The Scottish Premiership restarted behind closed doors earlier this month with top-flight clubs operating in bio-secure bubbles at their training grounds and stadiums.
However, breaches of Covid-19 guidelines by eight Aberdeen players and Celtic’s Boli Bolingoli have plunged the game into turmoil.
Lower league clubs are set to start their seasons in the League Cup on October 6 with the Championship, League One and League Two campaigns beginning 11 days later.
Unlike full-time clubs, for part-timers it seems almost impossible to form bubbles, as players and staff have jobs away from football.
As a result, Blue Toon gaffer McInally, pictured, is concerned they may not be allowed to start their seasons, or will have to kick off without fans – two outcomes that would have grim financial ramifications.
Scotland’s longest-serving manager said: “I do think we need to try to educate the Scottish Government about the problems we’re facing.

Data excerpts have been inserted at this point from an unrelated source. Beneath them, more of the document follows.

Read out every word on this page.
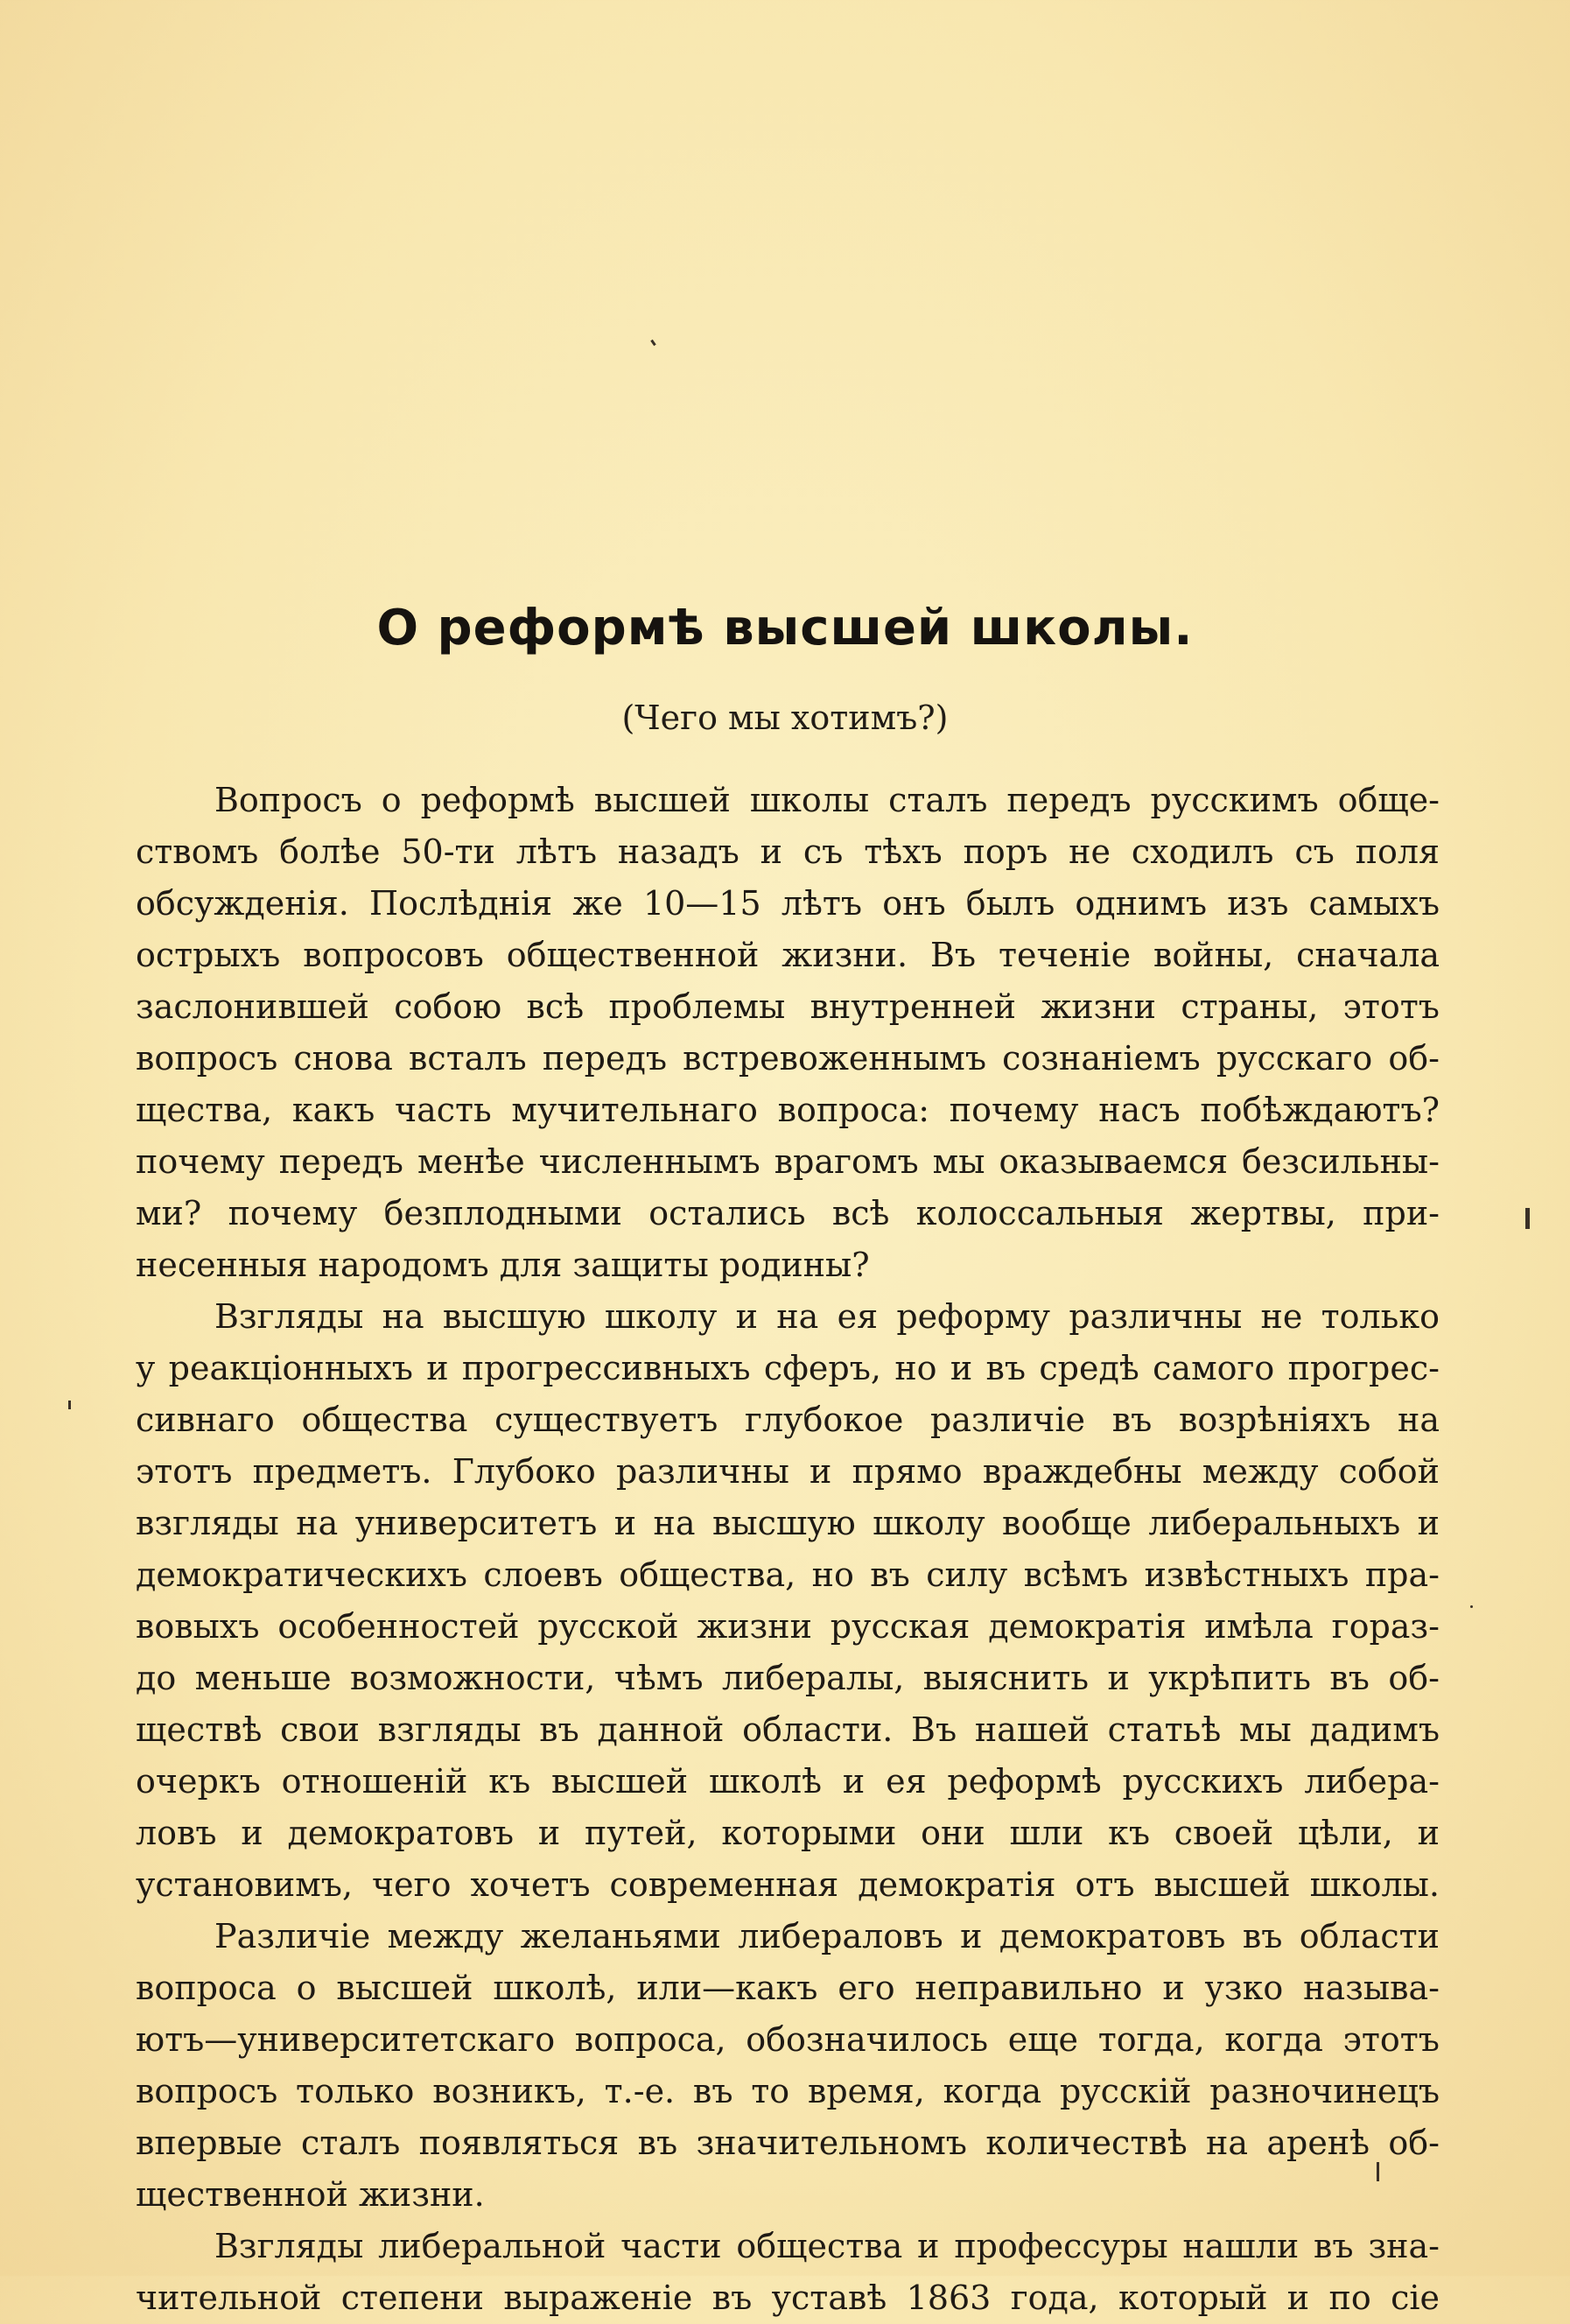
О реформѣ высшей школы.
(Чего мы хотимъ?)
Вопросъ о реформѣ высшей школы сталъ передъ русскимъ обще-
ствомъ болѣе 50-ти лѣтъ назадъ и съ тѣхъ поръ не сходилъ съ поля
обсужденія. Послѣднія же 10—15 лѣтъ онъ былъ однимъ изъ самыхъ
острыхъ вопросовъ общественной жизни. Въ теченіе войны, сначала
заслонившей собою всѣ проблемы внутренней жизни страны, этотъ
вопросъ снова всталъ передъ встревоженнымъ сознаніемъ русскаго об-
щества, какъ часть мучительнаго вопроса: почему насъ побѣждаютъ?
почему передъ менѣе численнымъ врагомъ мы оказываемся безсильны-
ми? почему безплодными остались всѣ колоссальныя жертвы, при-
несенныя народомъ для защиты родины?
Взгляды на высшую школу и на ея реформу различны не только
у реакціонныхъ и прогрессивныхъ сферъ, но и въ средѣ самого прогрес-
сивнаго общества существуетъ глубокое различіе въ возрѣніяхъ на
этотъ предметъ. Глубоко различны и прямо враждебны между собой
взгляды на университетъ и на высшую школу вообще либеральныхъ и
демократическихъ слоевъ общества, но въ силу всѣмъ извѣстныхъ пра-
вовыхъ особенностей русской жизни русская демократія имѣла гораз-
до меньше возможности, чѣмъ либералы, выяснить и укрѣпить въ об-
ществѣ свои взгляды въ данной области. Въ нашей статьѣ мы дадимъ
очеркъ отношеній къ высшей школѣ и ея реформѣ русскихъ либера-
ловъ и демократовъ и путей, которыми они шли къ своей цѣли, и
установимъ, чего хочетъ современная демократія отъ высшей школы.
Различіе между желаньями либераловъ и демократовъ въ области
вопроса о высшей школѣ, или—какъ его неправильно и узко называ-
ютъ—университетскаго вопроса, обозначилось еще тогда, когда этотъ
вопросъ только возникъ, т.-е. въ то время, когда русскій разночинецъ
впервые сталъ появляться въ значительномъ количествѣ на аренѣ об-
щественной жизни.
Взгляды либеральной части общества и профессуры нашли въ зна-
чительной степени выраженіе въ уставѣ 1863 года, который и по сіе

“We have got to differentiate the game between part-time and full-time level because the bubble they’re talking about at full-time doesn’t exist at part-time level, because everyone has other jobs.
“If it wasn’t for the furlough scheme, then just about every part-time club would be out of business by now.
“So we need to know if we’ll be able to play and, if so, if there will be crowds. I’ve spoken to people at other clubs and some of them have said December is as far as they could go if there are no games or no crowds.
“If we’re not going to be able to play and we’re not going to be able to have crowds, then we need to be told sooner rather than later and we could call it off.
“There needs to be a serious discussion about this.”
Part-time players and staff currently need to be tested for coronavirus twice a week to return to training. But when they’re not in a bio-bubble and continuing to work, McInally, who delivers prescriptions for a Dundee pharmacy, doesn’t understand why.
He added: “I don’t see the reason we should be doing it, because we’re not in a bubble that full-time teams are in. They’re in a bubble, but we’re not – we have to go to our work during the day.
“I can deliver medicine every day without needing a test, but, when I’m a part-time football manager, I need to be tested twice a week.
“I understand the full-time process, but at part-time level it doesn’t make sense. It would be helpful if we could get it verified why we need to do it, because it doesn’t make sense.
“Would Jason Leitch (national clinical director) know these situations are the reality in part-time football? Probably not, but I’d be interested to hear what he has to say about it.”